In einem Gehirn spielt sich so allerlei ab und die Innenseite eines Schädels wölbt sich, so gesehen, weitreichender als ein Firmament. Was geschieht dem Wagemutigen, der sich unter dieses Halbrund begibt und versucht, auf einer Expedition das eigene Denken zu erkunden? Dieser Reisende gerät, je weiter er vordringt - ins Dunkel! Der schwedische Schriftsteller Aris Fioretos, ist gerade von einer solchen Expedition zurückgekehrt. Er gab seinem Reise-Essay den Titel "Mein schwarzer Schädel". Fioretos bezeichnet sich als Kranionaut. Darunter stelle man sich einen Astronauten bei seinen Gängen vor auf dem noch immer weithin unerforschten Planeten des Kraniums, des Schädels also.

von Cornelia Jentzsch |
    Spieglein, Spieglein vor mir, sag, wessen mein Gehirn sein mag!’ Die Reichweite einer solchen Aufforderung kann ins Unendliche erweitert werden, denn es liegt eine Sehsucht in ihr, die ebenso ungestillt ist wie der Gesang, der einst aus Orpheus treibendem Kopf erklang. Aber die Frage hat auch eine Rückseite. Skeptisch will sie zudem wissen: ‚Blende ich mich nicht selbst? Ist mein Gehirn nicht möglicherweise das eigentliche Hindernis für Erkenntnis?'

    Wüstenreisenden ist dieses Phänomen als Fata Morgana bekannt, je näher man dem Ziel vor Augen zu kommen glaubt, desto weiter weg scheint es zu sein. Eine Spiegelung, die sich im Inneren des Schädels abspielt und nach außen Welt suggeriert.

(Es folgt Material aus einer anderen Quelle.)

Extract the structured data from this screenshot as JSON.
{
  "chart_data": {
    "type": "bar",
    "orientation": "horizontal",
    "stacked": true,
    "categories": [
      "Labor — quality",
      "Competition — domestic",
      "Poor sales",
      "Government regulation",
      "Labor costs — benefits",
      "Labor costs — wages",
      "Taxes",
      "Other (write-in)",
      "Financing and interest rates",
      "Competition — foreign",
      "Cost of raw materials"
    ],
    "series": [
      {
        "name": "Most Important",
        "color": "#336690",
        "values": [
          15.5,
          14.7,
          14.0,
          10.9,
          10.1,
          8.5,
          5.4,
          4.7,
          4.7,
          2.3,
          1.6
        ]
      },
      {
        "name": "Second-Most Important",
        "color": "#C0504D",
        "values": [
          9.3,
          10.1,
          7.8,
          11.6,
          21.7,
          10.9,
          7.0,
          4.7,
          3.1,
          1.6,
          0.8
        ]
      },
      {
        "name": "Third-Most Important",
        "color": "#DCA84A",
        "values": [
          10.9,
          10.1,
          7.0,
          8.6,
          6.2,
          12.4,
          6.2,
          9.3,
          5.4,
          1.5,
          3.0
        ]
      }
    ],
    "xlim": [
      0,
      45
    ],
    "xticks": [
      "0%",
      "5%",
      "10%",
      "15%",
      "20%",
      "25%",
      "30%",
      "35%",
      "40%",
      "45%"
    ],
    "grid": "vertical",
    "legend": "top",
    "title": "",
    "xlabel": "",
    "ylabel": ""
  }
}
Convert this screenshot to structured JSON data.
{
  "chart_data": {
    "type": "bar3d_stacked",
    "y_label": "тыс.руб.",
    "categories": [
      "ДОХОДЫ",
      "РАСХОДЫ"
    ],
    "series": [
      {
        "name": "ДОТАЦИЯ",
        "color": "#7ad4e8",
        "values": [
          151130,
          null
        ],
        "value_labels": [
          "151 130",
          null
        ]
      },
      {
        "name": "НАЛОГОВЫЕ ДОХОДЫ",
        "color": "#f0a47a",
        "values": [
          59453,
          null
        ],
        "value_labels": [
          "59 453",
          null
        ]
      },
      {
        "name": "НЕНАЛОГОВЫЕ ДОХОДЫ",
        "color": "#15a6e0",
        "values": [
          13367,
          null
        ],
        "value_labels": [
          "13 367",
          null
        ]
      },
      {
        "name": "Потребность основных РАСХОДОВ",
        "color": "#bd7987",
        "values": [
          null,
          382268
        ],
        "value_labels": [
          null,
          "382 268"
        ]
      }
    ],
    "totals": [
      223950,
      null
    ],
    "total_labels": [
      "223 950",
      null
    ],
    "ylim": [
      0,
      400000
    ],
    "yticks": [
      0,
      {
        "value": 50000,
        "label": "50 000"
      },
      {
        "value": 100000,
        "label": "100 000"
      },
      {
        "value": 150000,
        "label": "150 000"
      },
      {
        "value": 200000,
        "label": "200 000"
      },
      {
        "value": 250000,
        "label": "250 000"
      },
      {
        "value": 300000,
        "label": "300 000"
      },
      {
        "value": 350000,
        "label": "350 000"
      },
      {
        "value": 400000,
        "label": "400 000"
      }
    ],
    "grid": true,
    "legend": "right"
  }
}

    Auch der alte Brecht wußte um dieses Erscheinung, er schrieb in etwas nachdrücklicherer Formulierung: ‚Je mehr man hinsieht, desto weniger erscheint der Mensch als Mensch’.
    Und trotzdem oder gerade deshalb hat Aris Fioretos den Gang ins Gehäuse des Denkens gewagt, unternimmt er architektonische wie historische Streifzüge durch die Innenlandschaft des Ichs. Man ist, was man sieht; man sieht, was man weiß; man weiß, daß man ist und was man sein könnte. Die Reise erweist sich als eine Auflösung ins Fragile, ins Fragliche – ins Fragmentarische.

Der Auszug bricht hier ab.